Alledaags en bedrieglijk eenvoudig, want er zit veel beweging in, zoals vaker voorkomt in Thies' gedichten. Ook het perspectief is interessant. Graspunten kunnen immers niet optrekken en al helemaal niet tegen de wind in: ze veren na elke windvlaag terug. Thies weet in dit gedicht bijzonder goed in de belevingswereld van de jongen te kruipen.
Soms is het thema van een gedicht minder afgebakend dan in 'Handelingen'. Bijvoorbeeld in 'Een schaduw van twijfel':

Een zonnebril scheidde
onze blikken. Een wolkje
bloed kringelde je wangen
rood toen ik tegenspraak
vermoedde. Schrijf je spijt
maar in je dagboek.

Dit gedicht werkt als een onverwachte mokerslag: terwijl je oren nog suizen, probeer je het 'wie, wat, waar en waarom' te reconstrueren. Meer dan een vaag vermoeden krijg je niet en tegelijk weet je precies wat gaande is. 'Een schaduw van twijfel' is zonder meer een van de sterkste gedichten uit de bundel. Mooi hoe het bloed kringelt, hoe de zonnebril de blikken scheidt. Hoe het lichte aspect van 'wolkje' scherp afsteekt tegen de beladen associaties die 'bloed' oproept, een onderscheid dat nog eens extra wordt aangezet door de eerste witregel.


Rafelige randjes
De bundel heeft echter enkele rafelige randjes. Waar de meeste gedichten scherp omlijnde beelden op je netvlies projecteren, wordt in de minder overtuigende soms een gedoubleerd beeld opgeroepen. Zo zie je in de eerste terzet van het gedicht 'Fremdkörper' bijvoorbeeld dit:

een hond achtervolgt een tractor
luid blaffend, oren plat in de nek,
over de volle lengte van een akker

In deze drie regels wordt te veel gezegd: als een hond luid blaffend, met zijn oren plat in zijn nek, ergens achteraan gaat, is hij aan het achtervolgen. Het door de beweging van de hond opgeroepen beeld is al uitgelegd voor het getoond wordt.
Ook ontkomen niet alle gedichten aan gemeenplaatsen. Het duidelijkste voorbeeld is het titelloze gedicht op bladzijde 41. Hoewel het sterk begint: 'Ik eet een mandarijn uit je hand/ Steel water uit je mond/ Kus je waar ik je navel vermoed', eindigt het gedicht op een ongemakkelijke manier: 'Ik wil je helemaal/ Met huid en haar/ Houd niets achter'. Je kunt betogen dat het oprecht is en gewaagd – wat het ongetwijfeld is – maar er blijft sprake van een cliché.
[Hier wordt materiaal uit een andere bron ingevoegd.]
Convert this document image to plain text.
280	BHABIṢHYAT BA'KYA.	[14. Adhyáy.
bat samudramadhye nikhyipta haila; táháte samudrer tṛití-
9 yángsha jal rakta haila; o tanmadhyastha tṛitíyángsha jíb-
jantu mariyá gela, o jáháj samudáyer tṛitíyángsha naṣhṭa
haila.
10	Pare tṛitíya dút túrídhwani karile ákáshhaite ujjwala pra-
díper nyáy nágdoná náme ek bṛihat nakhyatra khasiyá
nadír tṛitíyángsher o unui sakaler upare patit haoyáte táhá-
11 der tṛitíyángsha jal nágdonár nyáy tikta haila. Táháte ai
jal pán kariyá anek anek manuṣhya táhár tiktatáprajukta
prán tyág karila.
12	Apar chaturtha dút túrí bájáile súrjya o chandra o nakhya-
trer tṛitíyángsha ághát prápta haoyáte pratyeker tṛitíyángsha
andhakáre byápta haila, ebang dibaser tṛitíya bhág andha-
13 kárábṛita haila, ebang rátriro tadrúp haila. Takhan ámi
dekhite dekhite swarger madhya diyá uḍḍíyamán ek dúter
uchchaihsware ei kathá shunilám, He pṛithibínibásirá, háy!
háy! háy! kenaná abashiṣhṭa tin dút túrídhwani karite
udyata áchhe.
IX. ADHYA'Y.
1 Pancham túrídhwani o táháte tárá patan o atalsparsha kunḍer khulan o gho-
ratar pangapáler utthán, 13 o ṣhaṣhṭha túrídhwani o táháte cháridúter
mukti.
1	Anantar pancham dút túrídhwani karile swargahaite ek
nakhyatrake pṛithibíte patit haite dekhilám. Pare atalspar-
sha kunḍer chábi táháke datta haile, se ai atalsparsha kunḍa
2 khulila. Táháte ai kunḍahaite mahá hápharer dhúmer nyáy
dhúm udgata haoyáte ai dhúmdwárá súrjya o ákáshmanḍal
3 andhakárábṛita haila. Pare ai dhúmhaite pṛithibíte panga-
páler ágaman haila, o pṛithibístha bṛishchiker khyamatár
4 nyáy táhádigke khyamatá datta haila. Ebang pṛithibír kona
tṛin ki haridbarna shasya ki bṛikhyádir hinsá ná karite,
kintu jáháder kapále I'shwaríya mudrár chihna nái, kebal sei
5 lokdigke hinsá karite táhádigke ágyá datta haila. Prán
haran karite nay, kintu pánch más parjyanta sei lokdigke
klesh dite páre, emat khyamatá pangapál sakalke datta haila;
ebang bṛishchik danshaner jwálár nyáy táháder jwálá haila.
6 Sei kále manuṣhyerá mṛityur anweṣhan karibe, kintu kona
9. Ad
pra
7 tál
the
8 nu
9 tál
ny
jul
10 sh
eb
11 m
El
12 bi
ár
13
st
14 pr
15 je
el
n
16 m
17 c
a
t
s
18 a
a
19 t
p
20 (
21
Ondanks dat Na de vlakte een paar van deze rafelige randjes heeft, overtuigt het overgrote deel van de gedichten door met weinig zinnen veel gevoel en (bewegend) beeld op te roepen. Dat is bewonderenswaardig en het geeft Willem Thies een bijzondere plaats in het Nederlandstalige literaire veld.